4. Deep Gameplay Ties for Virality.  Today, leading edge Facebook applications tie virality deeply into gameplay.  Whereas simple “neighbor”, “gang”, and “worker” mechanics ruled the social gaming roost early on, these thinly veiled tactics to get players to spam all their friends to join a game are both less effective and less prevalent today.  Instead, games are being built around meaningful social interactions from the ground-up.  Leading edge games allow players to create custom characters, and to use their friends’ deeply personalized characters to help them in combat, or in building a simulation.  Games encourage meaningful trading and economics amongst players, encouraging players to not just interact with their existing real world friends, but to create new friends in-game.  All of these changes are driving more effective viral gameplay, and expanding the concept of “virality” well beyond that of simple user acquisition.

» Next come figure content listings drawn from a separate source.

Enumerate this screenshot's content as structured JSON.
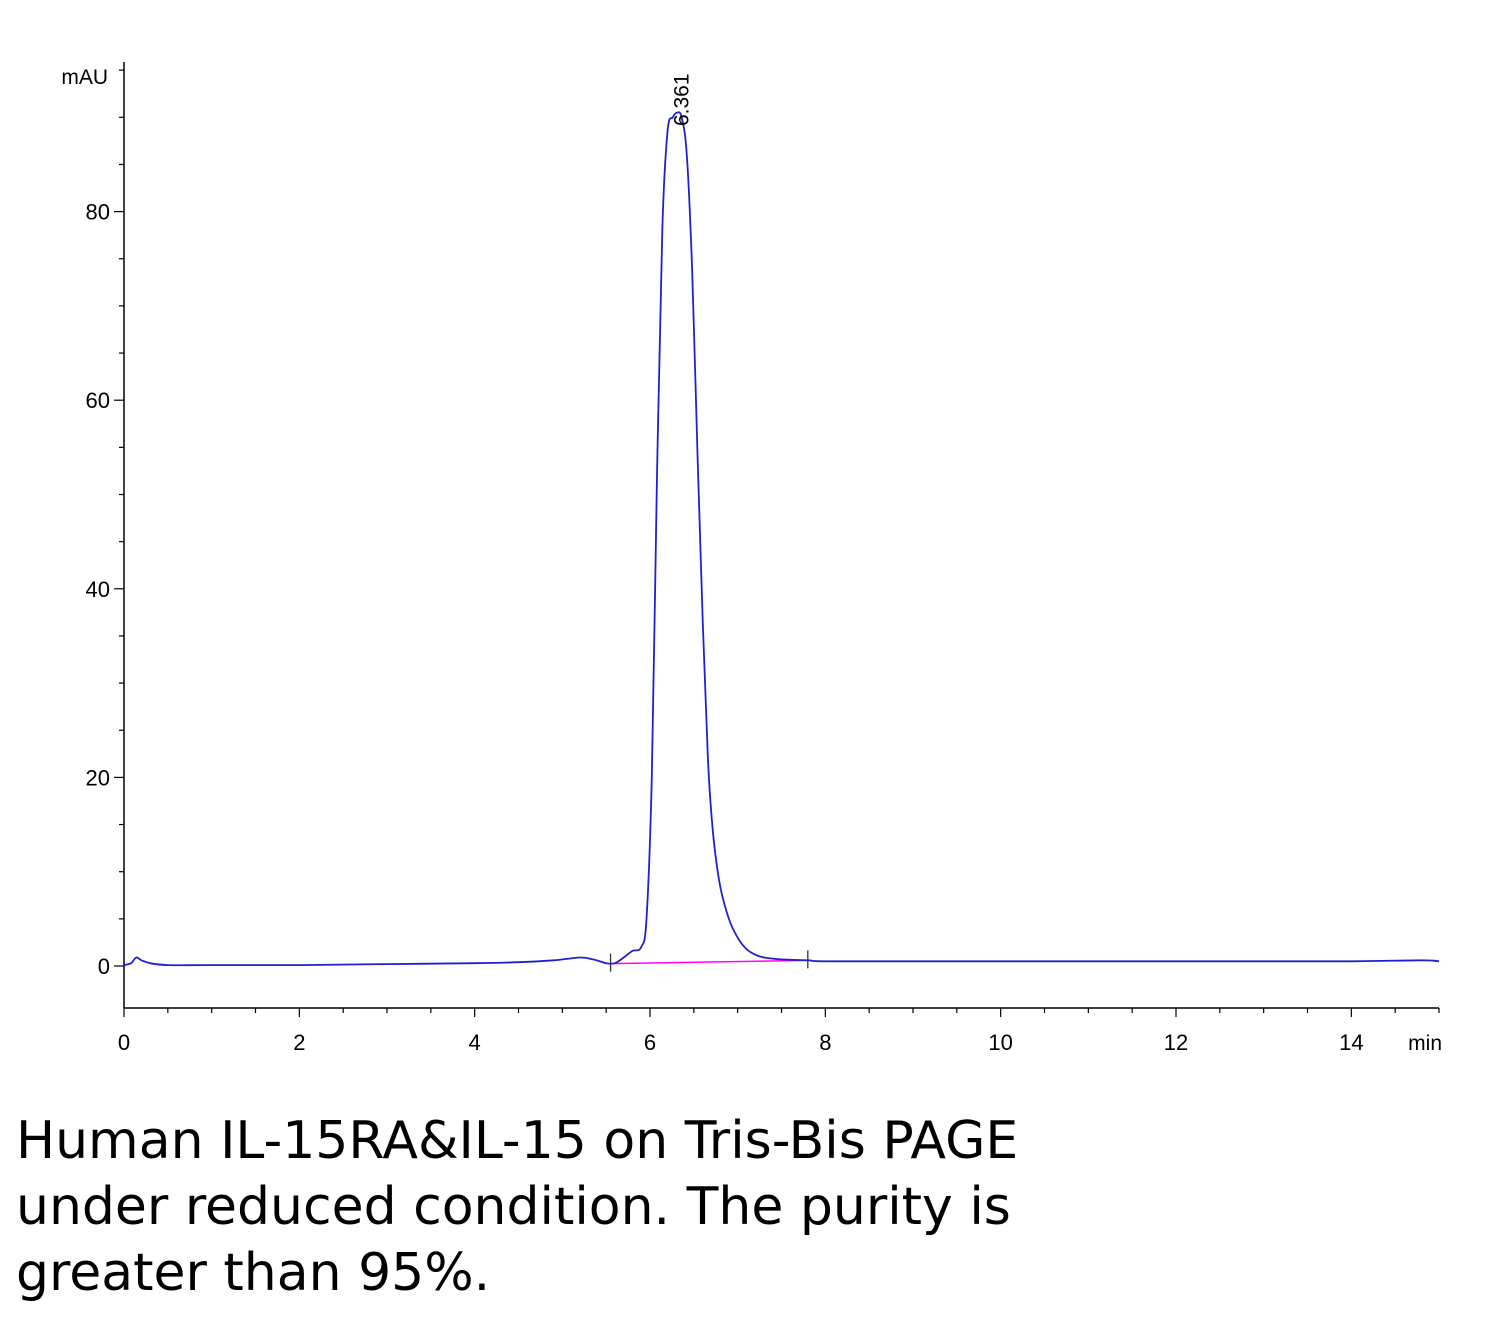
{
  "chart_data": {
    "type": "line",
    "y_unit": "mAU",
    "x_unit": "min",
    "xlim": [
      0,
      15
    ],
    "ylim": [
      -4.5,
      96
    ],
    "x_ticks": [
      0,
      2,
      4,
      6,
      8,
      10,
      12,
      14
    ],
    "y_ticks": [
      0,
      20,
      40,
      60,
      80
    ],
    "grid": false,
    "legend": "none",
    "series": [
      {
        "color": "#2020d0",
        "x": [
          0,
          0.08,
          0.14,
          0.2,
          0.3,
          0.5,
          1,
          2,
          3,
          4,
          4.5,
          4.9,
          5.2,
          5.35,
          5.5,
          5.6,
          5.7,
          5.8,
          5.9,
          5.96,
          6.02,
          6.08,
          6.14,
          6.2,
          6.26,
          6.31,
          6.36,
          6.42,
          6.48,
          6.54,
          6.6,
          6.66,
          6.72,
          6.8,
          6.9,
          7.0,
          7.1,
          7.2,
          7.3,
          7.5,
          7.8,
          8,
          9,
          10,
          11,
          12,
          13,
          14,
          14.8,
          15
        ],
        "y": [
          0.1,
          0.3,
          0.9,
          0.6,
          0.3,
          0.1,
          0.1,
          0.1,
          0.2,
          0.3,
          0.4,
          0.6,
          0.9,
          0.7,
          0.3,
          0.3,
          0.9,
          1.6,
          2.0,
          5.0,
          20.0,
          52.0,
          78.0,
          88.5,
          90.0,
          90.5,
          90.0,
          86.0,
          74.0,
          55.0,
          37.0,
          22.0,
          14.0,
          8.5,
          5.0,
          3.0,
          1.8,
          1.2,
          0.9,
          0.7,
          0.6,
          0.5,
          0.5,
          0.5,
          0.5,
          0.5,
          0.5,
          0.5,
          0.6,
          0.5
        ]
      }
    ],
    "baseline": {
      "color": "#ff00ff",
      "x": [
        5.55,
        7.8
      ],
      "y": [
        0.25,
        0.6
      ]
    },
    "peak_marker_x": [
      5.55,
      7.8
    ],
    "annotations": [
      {
        "x": 6.361,
        "text": "6.361"
      }
    ]
  },
  "caption": "Human IL-15RA&IL-15 on Tris-Bis PAGE under reduced condition. The purity is greater than 95%."
}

5.   Heavy optimization of paid user acquisitions.  No discussion of the effects that changes to virality have had on social apps over the last year-plus would be complete without analyzing how it has affected advertising.  Before the viral changes of the past year, many apps experienced high viral acquisition K-Factors, or ‘influence scores’ for extended periods of time, viral acquisition lift from ad campaigns were frequently 40% or higher, and the cost of acquiring new users was measured in pennies and nickels rather than dimes and dollars.  Running a successful ad campaign on Facebook was relatively simple and guaranteed.  Today, the picture is very different, and not nearly as easy going.  Simply tracking Impressions, Clicks, CTRs, Installs and Install Conversions is no longer sufficient.  Instead, businesses must adopt more analytical approaches to their user acquisition programs, performing deep cohort and segment analysis of user behavior.  They must dig deep to discover which player segments experience the best retention, exhibit the best virality, and demonstrate the highest ARPU.  The successful marketer and developer will ask, for each segment of users who saw a particular type and combination of ad in a given timeframe, what percentage made it through the game’s tutorial?  What percentage bought in-game currency?  What percentage came back the day after they installed?  What percentage were back a week after install?  What is the ARPU of these users per day?  How many viral installs did these users drive?  Savvy developers are answering these questions with unprecedented precision, in near real-time, and marketers who rely on old style viral user acquisition and broad-based, inaccurate ad campaigns are having their lunches eaten as a result.

Virality is still an essential component in the design of successful social games today.  Far from abandoning the fundamental viral messaging approach, successful apps have streamlined their methods, resulting in more efficient, infrequent, targeted messages. These messages, however, are no longer conduits for mass user acquisition, but are now a means of retaining users and swaying patterns of engagement. As Facebook’s user-base has matured, social gaming and apps have been compelled to fine-tune their viral techniques.

The recent swing from viral growth to viral engagement and retention has killed off many weaker developers who were slow to adapt, but those that have survived are stronger for it. With unprecedented data optimization and user analysis, superior social gaming companies are making the most of their market.